On voit qu’il y a deux versions bien différentes sur un point capital de cette aventure. Unzaga, en me la racontant, ne prenait parti pour aucune. Il se contentait de les citer toutes les deux, et quand je lui demandais à laquelle il ajoutait foi, il me répétait pour réponse ces quatre vers d’une ancienne romance sur le roi Rodrigue :

Si dizen, quien de los dos
La mayor culpa ha tenido ?
Digan los hombres : la Cava ;
Y las mujeres : Rodrigo,[1]

Toujours est-il qu’un jour le général B***, qu’on croyait retenu auprès du roi, rentrant à l’improviste dans sa maison, y trouva le colonel, et d’un même coup d’épée perça de part en part les deux amans. Sans s’en douter, le brave Français illettré copiait une des plus belles ballades du Romancero.

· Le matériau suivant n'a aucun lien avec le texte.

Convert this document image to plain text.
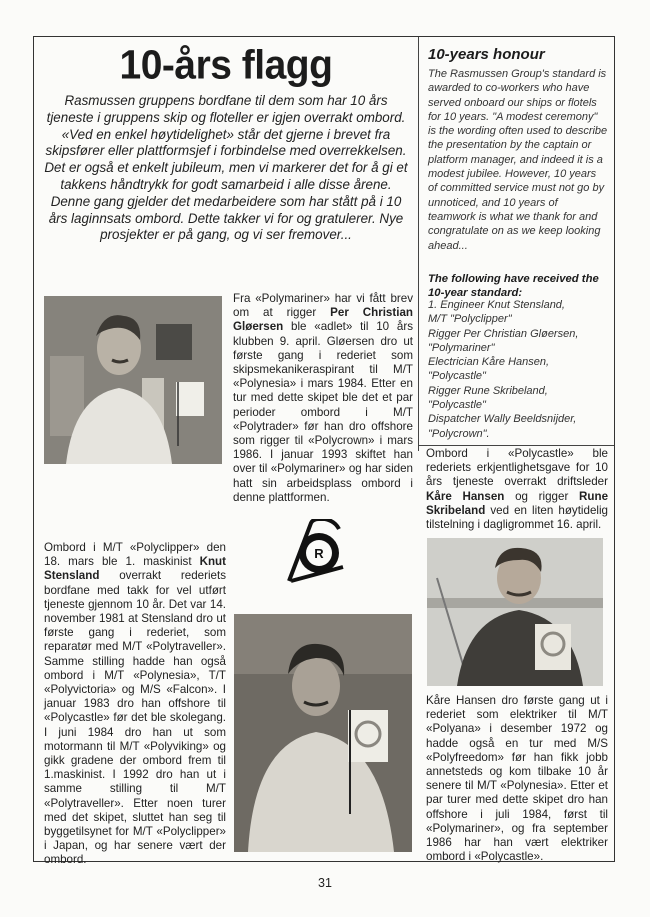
10-års flagg

Rasmussen gruppens bordfane til dem som har 10 års tjeneste i gruppens skip og floteller er igjen overrakt ombord. «Ved en enkel høytidelighet» står det gjerne i brevet fra skipsfører eller plattformsjef i forbindelse med overrekkelsen.

Det er også et enkelt jubileum, men vi markerer det for å gi et takkens håndtrykk for godt samarbeid i alle disse årene. Denne gang gjelder det medarbeidere som har stått på i 10 års laginnsats ombord. Dette takker vi for og gratulerer. Nye prosjekter er på gang, og vi ser fremover...

10-years honour
The Rasmussen Group's standard is awarded to co-workers who have served onboard our ships or flotels for 10 years. "A modest ceremony" is the wording often used to describe the presentation by the captain or platform manager, and indeed it is a modest jubilee. However, 10 years of committed service must not go by unnoticed, and 10 years of teamwork is what we thank for and congratulate on as we keep looking ahead...
The following have received the 10-year standard:
1. Engineer Knut Stensland,
M/T "Polyclipper"
Rigger Per Christian Gløersen,
"Polymariner"
Electrician Kåre Hansen,
"Polycastle"
Rigger Rune Skribeland,
"Polycastle"
Dispatcher Wally Beeldsnijder,
"Polycrown".
Fra «Polymariner» har vi fått brev om at rigger Per Christian Gløersen ble «adlet» til 10 års klubben 9. april. Gløersen dro ut første gang i rederiet som skipsmekanikeraspirant til M/T «Polynesia» i mars 1984. Etter en tur med dette skipet ble det et par perioder ombord i M/T «Polytrader» før han dro offshore som rigger til «Polycrown» i mars 1986. I januar 1993 skiftet han over til «Polymariner» og har siden hatt sin arbeidsplass ombord i denne plattformen.
R
Ombord i M/T «Polyclipper» den 18. mars ble 1. maskinist Knut Stensland overrakt rederiets bordfane med takk for vel utført tjeneste gjennom 10 år. Det var 14. november 1981 at Stensland dro ut første gang i rederiet, som reparatør med M/T «Polytraveller». Samme stilling hadde han også ombord i M/T «Polynesia», T/T «Polyvictoria» og M/S «Falcon». I januar 1983 dro han offshore til «Polycastle» før det ble skolegang. I juni 1984 dro han ut som motormann til M/T «Polyviking» og gikk gradene der ombord frem til 1.maskinist. I 1992 dro han ut i samme stilling til M/T «Polytraveller». Etter noen turer med det skipet, sluttet han seg til byggetilsynet for M/T «Polyclipper» i Japan, og har senere vært der ombord.
Ombord i «Polycastle» ble rederiets erkjentlighetsgave for 10 års tjeneste overrakt driftsleder Kåre Hansen og rigger Rune Skribeland ved en liten høytidelig tilstelning i dagligrommet 16. april.
Kåre Hansen dro første gang ut i rederiet som elektriker til M/T «Polyana» i desember 1972 og hadde også en tur med M/S «Polyfreedom» før han fikk jobb annetsteds og kom tilbake 10 år senere til M/T «Polynesia». Etter et par turer med dette skipet dro han offshore i juli 1984, først til «Polymariner», og fra september 1986 har han vært elektriker ombord i «Polycastle».
31
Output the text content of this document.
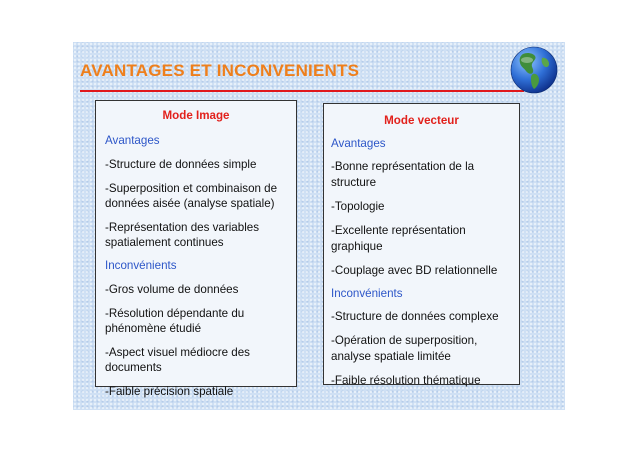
AVANTAGES ET INCONVENIENTS
Mode Image
Avantages
-Structure de données simple
-Superposition et combinaison de données aisée (analyse spatiale)
-Représentation des variables spatialement continues
Inconvénients
-Gros volume de données
-Résolution dépendante du phénomène étudié
-Aspect visuel médiocre des documents
-Faible précision spatiale
Mode vecteur
Avantages
-Bonne représentation de la structure
-Topologie
-Excellente représentation graphique
-Couplage avec BD relationnelle
Inconvénients
-Structure de données complexe
-Opération de superposition, analyse spatiale limitée
-Faible résolution thématique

L’aventure finit assez prosaïquement ; les chirurgiens se mêlèrent du magnifique coup d’épée espagnol, et gâtèrent tout : personne n’en mourut. La dame guérit, l’amant guérit ; le mari, qui avait eu un beau moment, devint ridicule aussi. Comme si ce n’était pas assez des médecins pour gâter son histoire, il y appela

  1. « Si l’on demande : — qui des deux a commis la plus grande faute ? que les hommes disent : c’est Florinde (la Cava) ; et les femmes : c’est Rodrigue. »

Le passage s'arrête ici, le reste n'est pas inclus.